Some Americans seem prepared to blow up the whole system if that evicts Trump from the White House. That emotional aspect of the campaign renders readings of pre-election polls even more problematic.
The second erroneous portrayal of the current campaign presents it as a titanic duel between Left and Right in the European sense of the terms.
That view is buttressed by some of the rhetoric on both sides with Trump supporters depicting Biden as a “Socialist” and Biden backers repaying baptizing Trump as” the American Mussolini”.
Neither suggestion is worthy. Biden is an old stalwart of a system whose core ideology is self-perpetuation.
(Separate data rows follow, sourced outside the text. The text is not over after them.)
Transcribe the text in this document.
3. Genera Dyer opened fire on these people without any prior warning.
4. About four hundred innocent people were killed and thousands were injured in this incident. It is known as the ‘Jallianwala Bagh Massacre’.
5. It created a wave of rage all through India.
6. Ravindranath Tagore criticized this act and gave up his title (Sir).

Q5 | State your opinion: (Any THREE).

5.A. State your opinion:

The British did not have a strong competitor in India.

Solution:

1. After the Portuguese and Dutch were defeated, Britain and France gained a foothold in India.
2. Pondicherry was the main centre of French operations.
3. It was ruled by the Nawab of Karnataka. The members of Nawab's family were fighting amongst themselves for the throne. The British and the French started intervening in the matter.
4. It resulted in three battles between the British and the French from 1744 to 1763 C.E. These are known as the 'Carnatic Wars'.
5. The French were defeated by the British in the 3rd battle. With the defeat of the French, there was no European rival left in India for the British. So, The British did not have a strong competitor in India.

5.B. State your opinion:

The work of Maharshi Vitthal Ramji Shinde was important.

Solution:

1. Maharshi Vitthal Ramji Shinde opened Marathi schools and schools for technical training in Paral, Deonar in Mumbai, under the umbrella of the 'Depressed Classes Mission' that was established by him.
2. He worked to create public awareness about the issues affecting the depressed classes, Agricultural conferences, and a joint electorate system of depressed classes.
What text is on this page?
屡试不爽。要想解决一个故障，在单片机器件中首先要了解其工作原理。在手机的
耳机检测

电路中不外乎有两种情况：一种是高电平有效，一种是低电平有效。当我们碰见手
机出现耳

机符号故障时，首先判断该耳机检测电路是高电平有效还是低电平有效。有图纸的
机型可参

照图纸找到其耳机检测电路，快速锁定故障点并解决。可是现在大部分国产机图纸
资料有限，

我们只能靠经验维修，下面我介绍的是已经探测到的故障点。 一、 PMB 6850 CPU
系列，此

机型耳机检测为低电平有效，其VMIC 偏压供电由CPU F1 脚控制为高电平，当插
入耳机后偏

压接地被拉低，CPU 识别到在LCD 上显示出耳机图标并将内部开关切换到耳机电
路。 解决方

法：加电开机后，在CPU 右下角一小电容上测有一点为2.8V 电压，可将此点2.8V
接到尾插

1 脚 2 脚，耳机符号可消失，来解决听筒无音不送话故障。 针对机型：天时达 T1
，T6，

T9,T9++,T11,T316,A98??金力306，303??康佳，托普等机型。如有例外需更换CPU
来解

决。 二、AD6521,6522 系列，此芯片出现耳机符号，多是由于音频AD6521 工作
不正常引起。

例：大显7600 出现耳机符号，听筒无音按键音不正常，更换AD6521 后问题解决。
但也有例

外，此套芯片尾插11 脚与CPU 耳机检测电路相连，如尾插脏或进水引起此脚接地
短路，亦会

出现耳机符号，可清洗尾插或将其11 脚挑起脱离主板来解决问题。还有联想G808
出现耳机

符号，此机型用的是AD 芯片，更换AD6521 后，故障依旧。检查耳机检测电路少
He was on the left of Jimmy Carter when it suited him and on the right of Obama when a different hand was dealt.
Some suggest that because of the narrowness of his support base, Biden may end up a captive of “insurgents”. But, even if that were to happen, the “cold monster” that is the US machinery of state, is designed, geared and tested to prevent dramatic changes of course on major issues.
The Goldwaterites who thought that Ronald Reagan would realize their dream of radical change found that out to their chagrin. At the other end of the spectrum, Obama started as an idol of the “insurgents” and ended up a traitor in their eyes.
Branding Trump as a closet Fascist is equally off the mark.
Leaving aside his addiction to twittering the first thing that passes through his head, there is nothing in Trump’s record as president to justify classifying him as an icon of the ideological right. Many ideologues of the far right, among them Steve Bannon who saw himself as a Lenin of the right, found that out to their cost.
Trump’s chief interest is to promote his brand in politics as he did in real estate. He is a pragmatic deal-maker, always looking for the easiest way to secure his goal. Not being an ideologue, Trump builds the political version of his towers or golf courses one at a time without an overarching dogma in mind. He has been building even his wall in bits and pieces in a variety of styles dictated by opportunities and setbacks.
All this does not mean that US politics is totally free of ideological subtexts. But that is another story.